Of particular concern to many is the fact that all transaction costs (such as lawyers’ and advisers’ fees) will be expensed. Also, where former owners remain employees of the business after acquisition, a bright-line test has been introduced, that in many cases will result in payments made after the acquisition being treated as compensation, not consideration. “Management will need to think carefully about the terms of any such payments to avoid unintended consequences,” said E&Y.
“It is quite common for acquisitions to have an element of contingent consideration payable in the future,” explains Rainey. “Under these new requirements, its fair value will need to be determined at acquisition – which can be a time-consuming and expensive exercise. The resulting liability will probably be a financial liability to be carried at fair value subsequent to the acquisition, thereby introducing greater volatility into future results. Management will therefore need to consider how any contingent consideration is structured.”

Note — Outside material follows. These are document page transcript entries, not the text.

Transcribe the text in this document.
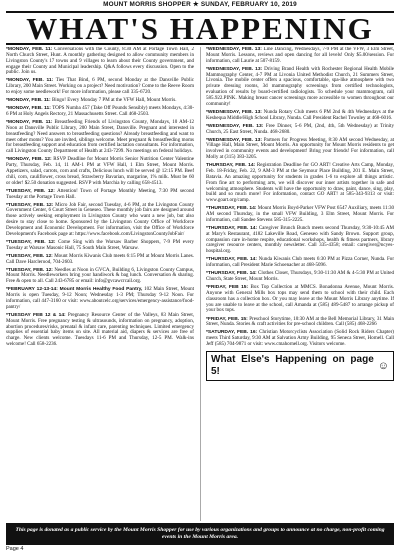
MOUNT MORRIS SHOPPER ★ SUNDAY, FEBRUARY 10, 2019
WHAT'S HAPPENING
*MONDAY, FEB. 11: Conversations with the County, 8:30 AM at Portage Town Hall, 2 North Church Street, Hunt. A monthly gathering designed to allow community members in Livingston County's 17 towns and 9 villages to learn about their County government, and engage their County and Municipal leadership. Q&A follows every discussion. Open to the public. Join us.
*MONDAY, FEB. 11: Ties That Bind, 6 PM, second Monday at the Dansville Public Library, 200 Main Street. Working on a project? Need motivation? Come to the Reeve Room to enjoy some needlework! For more information, please call 335-6720.
*MONDAY, FEB. 11: Bingo! Every Monday 7 PM at the VFW Hall, Mount Morris.
*MONDAY, FEB. 11: TOPS Numba 457 (Take Off Pounds Sensibly) meets Mondays, 4:30-6 PM at Holy Angels Rectory, 21 Massachusetts Street. Call 468-2503.
*MONDAY, FEB. 11: Breastfeeding Friends of Livingston County, Mondays, 10 AM-12 Noon at Dansville Public Library, 200 Main Street, Dansville. Pregnant and interested in breastfeeding? Need answers to breastfeeding questions? Already breastfeeding and want to meet other moms? You are invited, siblings welcome. Meet pregnant & breastfeeding moms for breastfeeding support and education from certified lactation consultants. For information, call Livingston County Department of Health at 243-7299. No meetings on federal holidays.
*MONDAY, FEB. 12: RSVP Deadline for Mount Morris Senior Nutrition Center Valentine Party, Thursday, Feb. 14, 11 AM-1 PM at VFW Hall, 1 Elm Street, Mount Morris. Appetizers, salad, carrots, corn and crafts, Delicious lunch will be served @ 12:15 PM. Beef chili, corn, cauliflower, cross bread, Strawberry Bavarian, margarine, 1% milk. Must be 60 or older! $2.50 donation suggested. RSVP with Marchia by calling 658-4513.
*TUESDAY, FEB. 12: Attention! Town of Portage Monthly Meeting, 7:30 PM second Tuesday at the Portage Town Hall.
*TUESDAY, FEB. 12: Micro Job Fair, second Tuesday, 4-6 PM, at the Livingston County Government Center, 6 Court Street in Geneseo. These monthly job fairs are designed around those actively seeking employment in Livingston County who want a new job, but also desire to stay close to home. Sponsored by the Livingston County Office of Workforce Development and Economic Development. For information, visit the Office of Workforce Development's Facebook page at: https://www.facebook.com/LivingstonCountyJobFair/
*TUESDAY, FEB. 12: Come Sing with the Warsaw Barber Shoppers, 7-9 PM every Tuesday at Warsaw Masonic Hall, 75 South Main Street, Warsaw.
*TUESDAY, FEB. 12: Mount Morris Kiwanis Club meets 6:15 PM at Mount Morris Lanes. Call Dave Harclerood, 704-2603.
*TUESDAY, FEB. 12: Needles at Noon in GVCA, Building 6, Livingston County Campus, Mount Morris. Needleworkers bring your handiwork & bag lunch. Conversation & sharing. Free & open to all. Call 243-6785 or email: info@gvcawcrcail.org.
*FEBRUARY 12-13-14: Mount Morris Healthy Food Pantry, 102 Main Street, Mount Morris is open Tuesday, 9-12 Noon; Wednesday 1-3 PM; Thursday 9-12 Noon. For information, call 447-3160 or visit: www.aboutcelc.org/services/emergency-assistance/food-pantry/
*TUESDAY FEB 12 & 14: Pregnancy Resource Center of the Valleys, 83 Main Street, Mount Morris. Free pregnancy testing & ultrasounds, information on pregnancy, adoption, abortion procedures/risks, prenatal & infant care, parenting techniques. Limited emergency supplies of essential baby items on site. All material aid, diapers & services are free of charge. New clients welcome. Tuesdays 11-6 PM and Thursday, 12-5 PM. Walk-ins welcome! Call 658-2236.
*WEDNESDAY, FEB. 13: Line Dancing, Wednesdays, 7-9 PM at the VFW, 3 Elm Street, Mount Morris. Lessons, reviews and open dancing for all levels! Only $5.00/session. For information, call Laurie at 507-8159.
*WEDNESDAY, FEB. 13: Driving Brand Health with Rochester Regional Health Mobile Mammography Center, 4-7 PM at Livonia United Methodist Church, 21 Summers Street, Livonia. The mobile center offers a spacious, comfortable, spa-like atmosphere with two private dressing rooms, 3d mammography screenings from certified technologists, evaluation of results by board-certified radiologists. To schedule your mammogram, call 585.922.PINK. Making breast cancer screenings more accessible to women throughout our community!
*WEDNESDAY, FEB. 13: Nunda Rotary Club meets 6 PM 2nd & 4th Wednesdays at the Keshequa Middle/High School Library, Nunda. Call President Rachel Townley at 468-6016.
*WEDNESDAY, FEB. 13: Free Dinner, 5-6 PM, (2nd, 4th, 5th Wednesday) at Trinity Church, 25 East Street, Nunda. 468-2680.
*WEDNESDAY, FEB. 13: Partners for Progress Meeting, 8:30 AM second Wednesday, at Village Hall, Main Street, Mount Morris. An opportunity for Mount Morris residents to get involved in community events and development! Bring your friends! For information, call Molly at (315) 383-3205.
THURSDAY, FEB. 14: Registration Deadline for GO ART! Creative Arts Camp, Monday, Feb. 18-Friday, Feb. 22, 9 AM-3 PM at the Seymour Place Building, 201 E. Main Street, Batavia. An amazing opportunity for students in grades 1-6 to explore all things artistic. From fine art to performing arts, we will discover our inner artists together in safe and welcoming atmosphere. Students will have the opportunity to draw, paint, dance, sing, play, build and so much more! For information, contact GO ART! at 585-343-9313 or visit: www.goart.org/camp.
*THURSDAY, FEB. 14: Mount Morris Boyd-Parker VFW Post 6547 Auxiliary, meets 11:30 AM second Thursday, in the small VFW Building, 3 Elm Street, Mount Morris. For information, call Sandee Stevens 585-315-2225.
*THURSDAY, FEB. 14: Caregiver Brunch Bunch meets second Thursday, 9:30-10:45 AM at Mary's Restaurant, 4182 Lakeville Road, Geneseo with Sandy Brown. Support group, compassion care in-home respite, educational workshops, health & fitness partners, library caregiver resource centers, monthly newsletter. Call 335-4358; email: caregiver@ncyes-hospital.org.
*THURSDAY, FEB. 14: Nunda Kiwanis Club meets 6:30 PM at Pizza Corner, Nunda. For information, call President Marie Schoenacher at 468-5096.
*THURSDAY, FEB. 14: Clothes Closet, Thursdays, 9:30-11:30 AM & 4-5:30 PM at United Church, State Street, Mount Morris.
*FRIDAY, FEB 15: Box Top Collection at MMCS. Bonadonna Avenue, Mount Morris. Anyone with General Mills box tops may send them to school with their child. Each classroom has a collection box. Or you may leave at the Mount Morris Library anytime. If you are unable to leave at the school, call Amanda at (585) 489-5487 to arrange pickup of your box tops.
*FRIDAY, FEB. 15: Preschool Storytime, 10:30 AM at the Bell Memorial Library, 31 Main Street, Nunda. Stories & craft activities for pre-school children. Call (585) 468-2266
*SATURDAY, FEB. 16: Christian Motorcyclists Association (Solid Rock Riders Chapter) meets Third Saturday, 9:30 AM at Salvation Army Building, 95 Seneca Street, Hornell. Call Jeff (585) 704-9871 or visit: www.cmahornell.org. Visitors welcome.
What Else's Happening on page 5!	☺
This page is donated as a public service by the Mount Morris Shopper for use by various organizations and groups to announce at no charge, non-profit coming events in the Mount Morris area.
Page 4
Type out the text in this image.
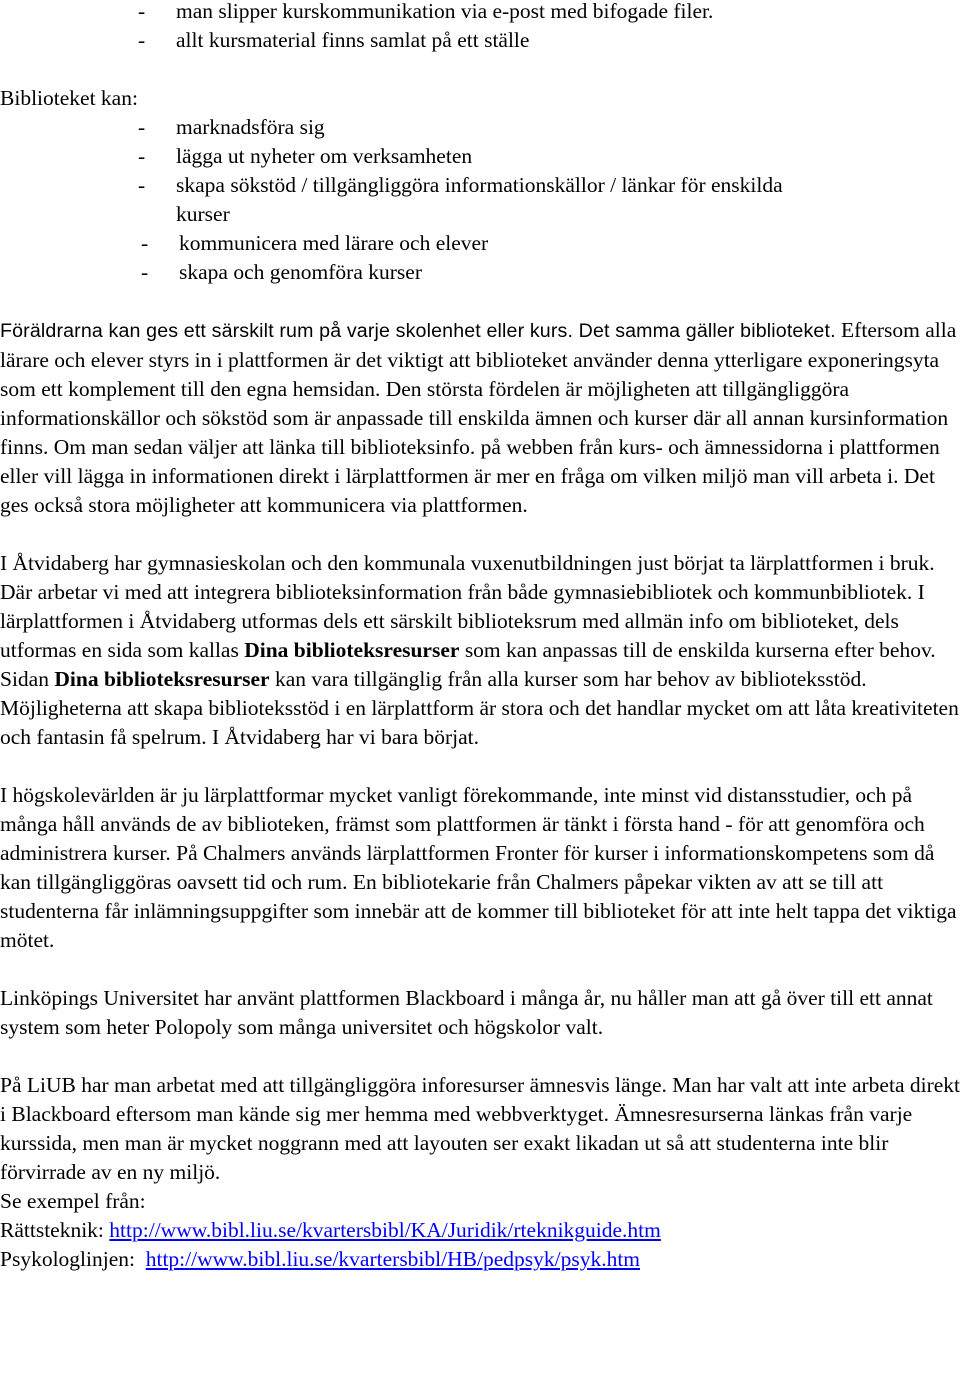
- man slipper kurskommunikation via e-post med bifogade filer.
- allt kursmaterial finns samlat på ett ställe
Biblioteket kan:
- marknadsföra sig
- lägga ut nyheter om verksamheten
- skapa sökstöd / tillgängliggöra informationskällor / länkar för enskilda kurser
- kommunicera med lärare och elever
- skapa och genomföra kurser

Föräldrarna kan ges ett särskilt rum på varje skolenhet eller kurs. Det samma gäller biblioteket. Eftersom alla lärare och elever styrs in i plattformen är det viktigt att biblioteket använder denna ytterligare exponeringsyta som ett komplement till den egna hemsidan. Den största fördelen är möjligheten att tillgängliggöra informationskällor och sökstöd som är anpassade till enskilda ämnen och kurser där all annan kursinformation finns. Om man sedan väljer att länka till biblioteksinfo. på webben från kurs- och ämnessidorna i plattformen eller vill lägga in informationen direkt i lärplattformen är mer en fråga om vilken miljö man vill arbeta i. Det ges också stora möjligheter att kommunicera via plattformen.

I Åtvidaberg har gymnasieskolan och den kommunala vuxenutbildningen just börjat ta lärplattformen i bruk. Där arbetar vi med att integrera biblioteksinformation från både gymnasiebibliotek och kommunbibliotek. I lärplattformen i Åtvidaberg utformas dels ett särskilt biblioteksrum med allmän info om biblioteket, dels utformas en sida som kallas Dina biblioteksresurser som kan anpassas till de enskilda kurserna efter behov. Sidan Dina biblioteksresurser kan vara tillgänglig från alla kurser som har behov av biblioteksstöd. Möjligheterna att skapa biblioteksstöd i en lärplattform är stora och det handlar mycket om att låta kreativiteten och fantasin få spelrum. I Åtvidaberg har vi bara börjat.

I högskolevärlden är ju lärplattformar mycket vanligt förekommande, inte minst vid distansstudier, och på många håll används de av biblioteken, främst som plattformen är tänkt i första hand - för att genomföra och administrera kurser. På Chalmers används lärplattformen Fronter för kurser i informationskompetens som då kan tillgängliggöras oavsett tid och rum. En bibliotekarie från Chalmers påpekar vikten av att se till att studenterna får inlämningsuppgifter som innebär att de kommer till biblioteket för att inte helt tappa det viktiga mötet.

Linköpings Universitet har använt plattformen Blackboard i många år, nu håller man att gå över till ett annat system som heter Polopoly som många universitet och högskolor valt.

På LiUB har man arbetat med att tillgängliggöra inforesurser ämnesvis länge. Man har valt att inte arbeta direkt i Blackboard eftersom man kände sig mer hemma med webbverktyget. Ämnesresurserna länkas från varje kurssida, men man är mycket noggrann med att layouten ser exakt likadan ut så att studenterna inte blir förvirrade av en ny miljö.

Se exempel från:
Rättsteknik: http://www.bibl.liu.se/kvartersbibl/KA/Juridik/rteknikguide.htm
Psykologlinjen:  http://www.bibl.liu.se/kvartersbibl/HB/pedpsyk/psyk.htm
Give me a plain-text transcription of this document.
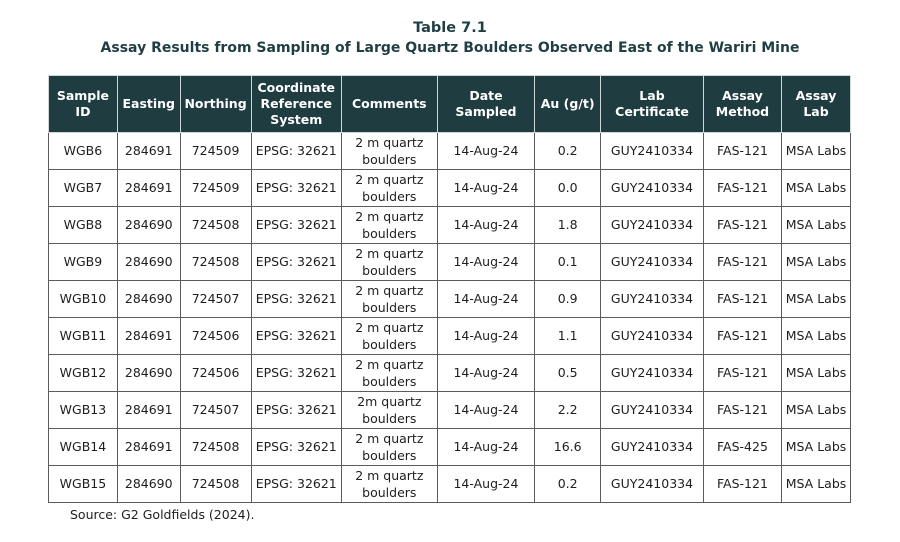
Table 7.1
Assay Results from Sampling of Large Quartz Boulders Observed East of the Wariri Mine
Sample ID	Easting	Northing	Coordinate Reference System	Comments	Date Sampled	Au (g/t)	Lab Certificate	Assay Method	Assay Lab
WGB6	284691	724509	EPSG: 32621	2 m quartz boulders	14-Aug-24	0.2	GUY2410334	FAS-121	MSA Labs
WGB7	284691	724509	EPSG: 32621	2 m quartz boulders	14-Aug-24	0.0	GUY2410334	FAS-121	MSA Labs
WGB8	284690	724508	EPSG: 32621	2 m quartz boulders	14-Aug-24	1.8	GUY2410334	FAS-121	MSA Labs
WGB9	284690	724508	EPSG: 32621	2 m quartz boulders	14-Aug-24	0.1	GUY2410334	FAS-121	MSA Labs
WGB10	284690	724507	EPSG: 32621	2 m quartz boulders	14-Aug-24	0.9	GUY2410334	FAS-121	MSA Labs
WGB11	284691	724506	EPSG: 32621	2 m quartz boulders	14-Aug-24	1.1	GUY2410334	FAS-121	MSA Labs
WGB12	284690	724506	EPSG: 32621	2 m quartz boulders	14-Aug-24	0.5	GUY2410334	FAS-121	MSA Labs
WGB13	284691	724507	EPSG: 32621	2m quartz boulders	14-Aug-24	2.2	GUY2410334	FAS-121	MSA Labs
WGB14	284691	724508	EPSG: 32621	2 m quartz boulders	14-Aug-24	16.6	GUY2410334	FAS-425	MSA Labs
WGB15	284690	724508	EPSG: 32621	2 m quartz boulders	14-Aug-24	0.2	GUY2410334	FAS-121	MSA Labs
Source: G2 Goldfields (2024).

Rainey said the most controversial change arises when, after gaining control, a company holds less than 100 percent interest equity. The new requirements include a choice as to how the non-controlling interest (NCI) is measured. If management measures NCI at its fair value, it will effectively result in goodwill relating to the entire business – not just the percentage acquired – being recognised. If management stays with today’s method, and measures NCI at the share of the fair value of the net assets acquired, goodwill will be significantly lower.
“On the face of it, this doesn’t appear to be a big deal,” says Rainey. However, if management later acquires the outstanding minority interest, no additional goodwill can be recorded. Therefore, if management do intend to gain a 100 percent ownership, they will be better off fair valuing NCI when they gain control. This can also be a time-consuming and expensive exercise. “But this will require management to consider their longer-term objectives of the transaction, which will then be obvious to the market.”
Tokar said that the US standards requires companies to measure a non-controlling interest at fair value, which effectively means that an acquirer will recognise the full goodwill of the acquirer, including goodwill relating to non-controlling shareholders. The international standards allow the full fair value method, but companies also have an option to follow the current IFRS model whereby goodwill relating to non-controlling shareholders is not recognised. The IASB decided on this option during the Boards’ debates of the comments they received after exposing their proposals.
More widely, says Rainey, the changes will affect the way companies negotiate acquisitions. “Disclosures will also be more extensive and managers will need to ensure that sufficient information is given without having an adverse impact on future operations.”
The greater clarity should also make it easier for investors to work out whether a deal has been a success or not, as it will be easier to untangle the financial statements. That makes this particular accounting reform especially interesting. Normally, the effect of a new accounting rule is apparent when it is introduced, but the real impact of the business combinations standards will be seen in a few years time – that’s when investors will be able to look back on the deals reported under the new rules to see whether the financial returns have lived up to management’s promises, or not. In the past, it’s been easy for unscrupulous companies to fudge the issue. In the future, if the new rules work, that should be a lot harder.